Quite literally, anything your ears desire. Just click that link, download the program, run it, and turn any MP3 you own into a magical, mystical opus of grandeur and awesome-ity (I’m just now doing it with Surfer Blood’s “Floating Vibes” — it’s very floaty, and vibe-like).
I don’t mean
To seem like I care about material things,
Like our social status,
I just want
Four walls and adobe slabs
For my girls
→ From Animal Collective’s “My Girls,” off their 2009 album Merriweather Post Pavilion
Something about a day like today (sunny, dry roads, 60 degrees) makes me want to drive, anywhere, with the windows down and music blaring. And fast. Like, unreasonably fast. Even if I’m not in a hurry to get someplace. After spending an entire winter sloshing through six inches of snow at 25 mph, I figure I’ve earned a little time for ripping around some dusty back roads at 70 mph. I’ve put in my time; this is my reward. I just hope my truck doesn’t fall apart.
As for the music, well, it’s a year later and I still can’t stop listening to Merriweather Post Pavilion. “My Girls” is the perfect song for this little joyride. I still hear new things when I listen to it. The exquisite lyrics, the quirky bass drum line, the siren-like “Wooooooo!” at the end of the chorus — I can’t get enough, and it’s not even my favorite song off the album! For that, we’ll have to wait until summer approaches.
On the grassy, beachy head
On the cliff where you’ve been lead
The curve of the hill is green and soft
As if the wind would hold you aloft
→ From Nada Surf’s “The Fox,” off their 2007 album Lucky
Winter has no fan in me. I appreciate it on occasion, like the first few light snowfalls, or watching big flakes fall at nighttime, illuminated by the glow of village street lights (snow adds instant romanticism to outdoor movie scenes — movie scenes that never seem to happen in real life, am I right? I’m looking at you, Groundhog Day), but the whole of the experience adds so much grief to my life. Or that’s what I’ve led myself to believe, anyway.
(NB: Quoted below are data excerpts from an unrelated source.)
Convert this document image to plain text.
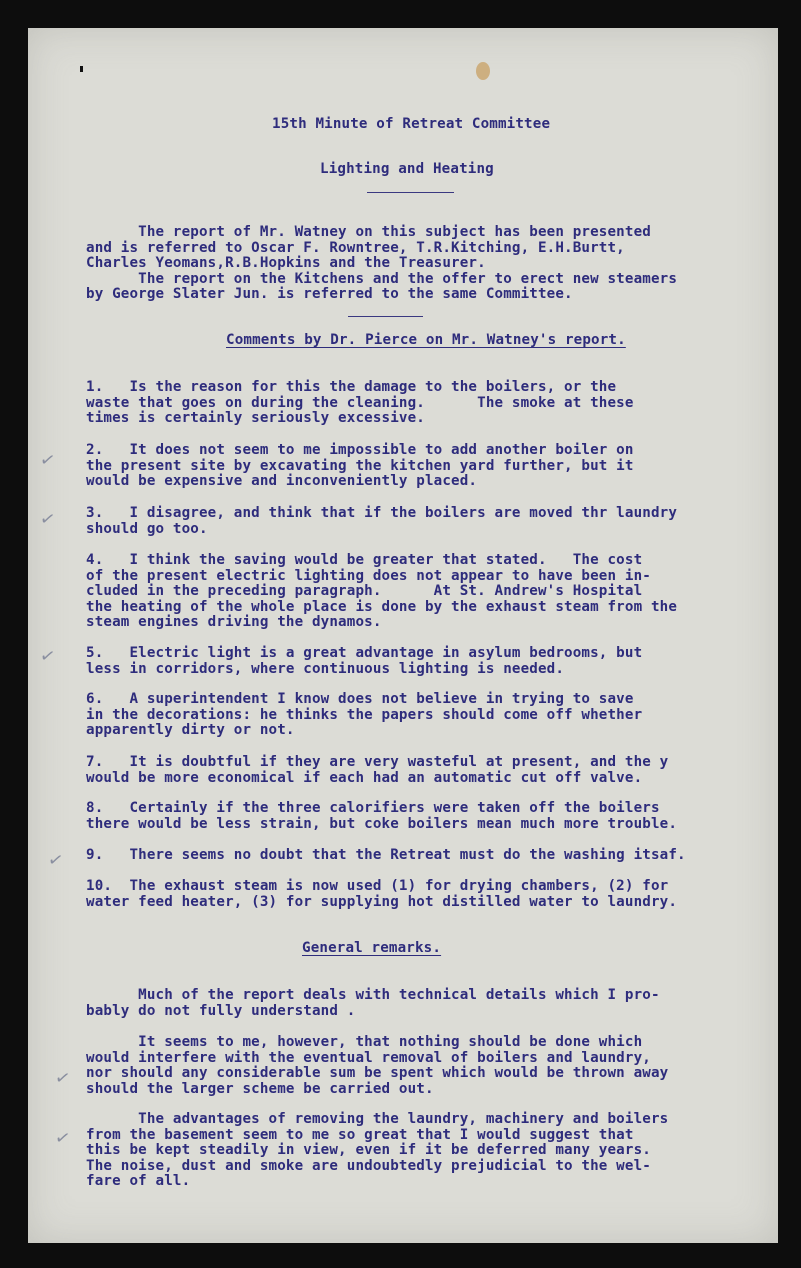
15th Minute of Retreat Committee

Lighting and Heating

The report of Mr. Watney on this subject has been presented
and is referred to Oscar F. Rowntree, T.R.Kitching, E.H.Burtt,
Charles Yeomans,R.B.Hopkins and the Treasurer.
The report on the Kitchens and the offer to erect new steamers
by George Slater Jun. is referred to the same Committee.

Comments by Dr. Pierce on Mr. Watney's report.

1.   Is the reason for this the damage to the boilers, or the
waste that goes on during the cleaning.      The smoke at these
times is certainly seriously excessive.

2.   It does not seem to me impossible to add another boiler on
the present site by excavating the kitchen yard further, but it
would be expensive and inconveniently placed.

3.   I disagree, and think that if the boilers are moved thr laundry
should go too.

4.   I think the saving would be greater that stated.   The cost
of the present electric lighting does not appear to have been in-
cluded in the preceding paragraph.      At St. Andrew's Hospital
the heating of the whole place is done by the exhaust steam from the
steam engines driving the dynamos.

5.   Electric light is a great advantage in asylum bedrooms, but
less in corridors, where continuous lighting is needed.

6.   A superintendent I know does not believe in trying to save
in the decorations: he thinks the papers should come off whether
apparently dirty or not.

7.   It is doubtful if they are very wasteful at present, and the y
would be more economical if each had an automatic cut off valve.

8.   Certainly if the three calorifiers were taken off the boilers
there would be less strain, but coke boilers mean much more trouble.

9.   There seems no doubt that the Retreat must do the washing itsaf.

10.  The exhaust steam is now used (1) for drying chambers, (2) for
water feed heater, (3) for supplying hot distilled water to laundry.

General remarks.

Much of the report deals with technical details which I pro-
bably do not fully understand .

It seems to me, however, that nothing should be done which
would interfere with the eventual removal of boilers and laundry,
nor should any considerable sum be spent which would be thrown away
should the larger scheme be carried out.

The advantages of removing the laundry, machinery and boilers
from the basement seem to me so great that I would suggest that
this be kept steadily in view, even if it be deferred many years.
The noise, dust and smoke are undoubtedly prejudicial to the wel-
fare of all.

✓
✓
✓
✓
✓
✓
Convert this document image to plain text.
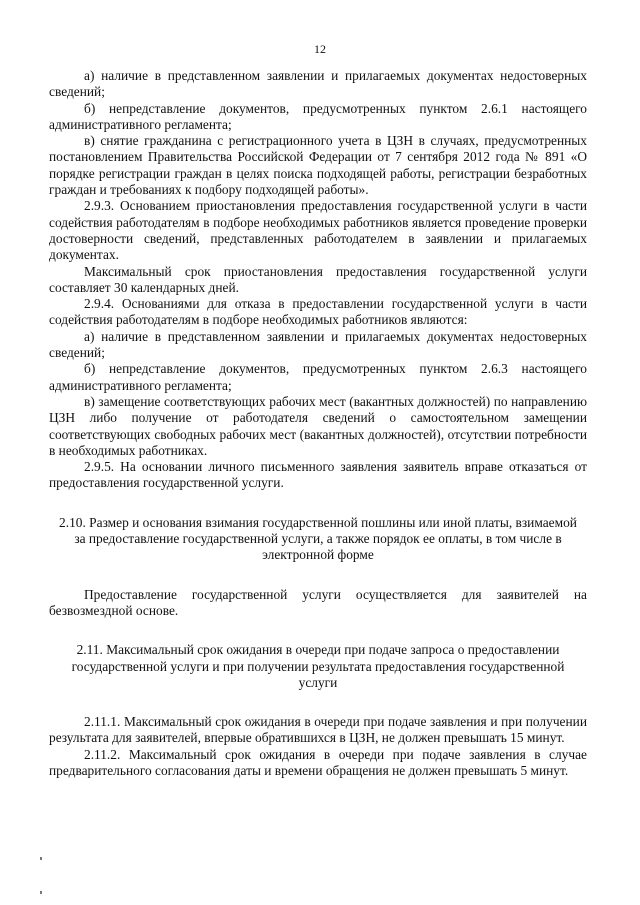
12

а) наличие в представленном заявлении и прилагаемых документах недостоверных сведений;

б) непредставление документов, предусмотренных пунктом 2.6.1 настоящего административного регламента;

в) снятие гражданина с регистрационного учета в ЦЗН в случаях, предусмотренных постановлением Правительства Российской Федерации от 7 сентября 2012 года № 891 «О порядке регистрации граждан в целях поиска подходящей работы, регистрации безработных граждан и требованиях к подбору подходящей работы».

2.9.3. Основанием приостановления предоставления государственной услуги в части содействия работодателям в подборе необходимых работников является проведение проверки достоверности сведений, представленных работодателем в заявлении и прилагаемых документах.

Максимальный срок приостановления предоставления государственной услуги составляет 30 календарных дней.

2.9.4. Основаниями для отказа в предоставлении государственной услуги в части содействия работодателям в подборе необходимых работников являются:

а) наличие в представленном заявлении и прилагаемых документах недостоверных сведений;

б) непредставление документов, предусмотренных пунктом 2.6.3 настоящего административного регламента;

в) замещение соответствующих рабочих мест (вакантных должностей) по направлению ЦЗН либо получение от работодателя сведений о самостоятельном замещении соответствующих свободных рабочих мест (вакантных должностей), отсутствии потребности в необходимых работниках.

2.9.5. На основании личного письменного заявления заявитель вправе отказаться от предоставления государственной услуги.

2.10. Размер и основания взимания государственной пошлины или иной платы, взимаемой за предоставление государственной услуги, а также порядок ее оплаты, в том числе в электронной форме

Предоставление государственной услуги осуществляется для заявителей на безвозмездной основе.

2.11. Максимальный срок ожидания в очереди при подаче запроса о предоставлении государственной услуги и при получении результата предоставления государственной услуги

2.11.1. Максимальный срок ожидания в очереди при подаче заявления и при получении результата для заявителей, впервые обратившихся в ЦЗН, не должен превышать 15 минут.

2.11.2. Максимальный срок ожидания в очереди при подаче заявления в случае предварительного согласования даты и времени обращения не должен превышать 5 минут.
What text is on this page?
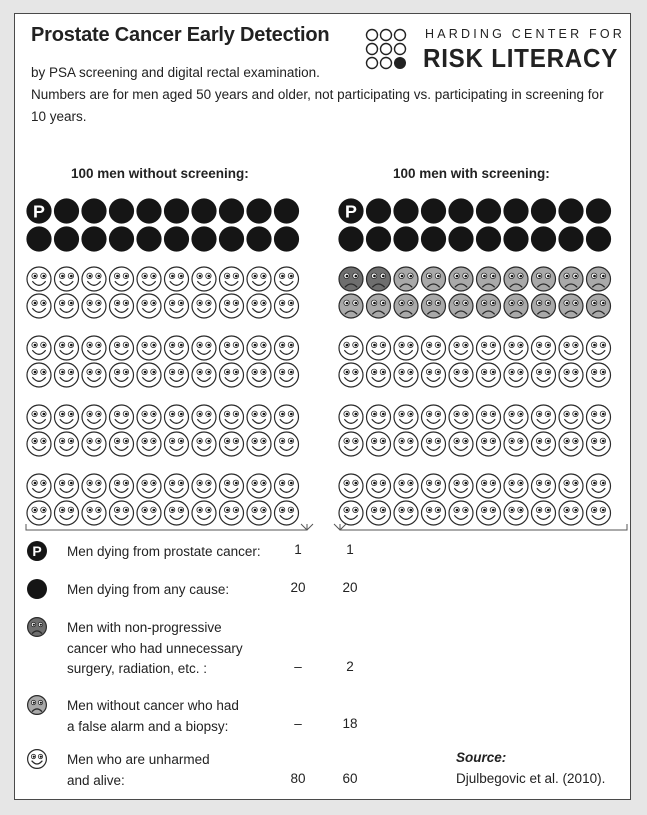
Prostate Cancer Early Detection
by PSA screening and digital rectal examination.
Numbers are for men aged 50 years and older, not participating vs. participating in screening for 10 years.
HARDING CENTER FOR
RISK LITERACY
100 men without screening:	100 men with screening:
P	P
P Men dying from prostate cancer:	1	1
Men dying from any cause:	20	20
Men with non-progressive
cancer who had unnecessary
surgery, radiation, etc. :	–	2
Men without cancer who had
a false alarm and a biopsy:	–	18
Men who are unharmed
and alive:	80	60
Source:
Djulbegovic et al. (2010).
It’s the fact that going outdoors even for a few minutes is such a chore; the monotony of sweatshirt-hat-scarf-jacket-boots-gloves wears on me enough by itself, and then I have to shovel 10 inches of snow just to get down some icy stairs to my vehicle, which also needs to be cleared off and sufficiently warmed before driving to work. Oh yeah, and the sun decides to hibernate for four months, too. Good lord.
Fortunately, I have a few songs I listen to when winter’s frosty grasp begins to get to me, which coincidentally happens right around this time of year. “The Fox” is one such track, and really for no other reason than the lyric I’ve excerpted above. It’s comforting to picture a curvy hill of soft, green grass in my mind when I haven’t seen one in months. As a sucker for good album names and art, I rank Lucky as one of my favorites. The album art depicts what can only be a summertime night sky. After today, one of those endless winter days, now that’s what I’m talking about.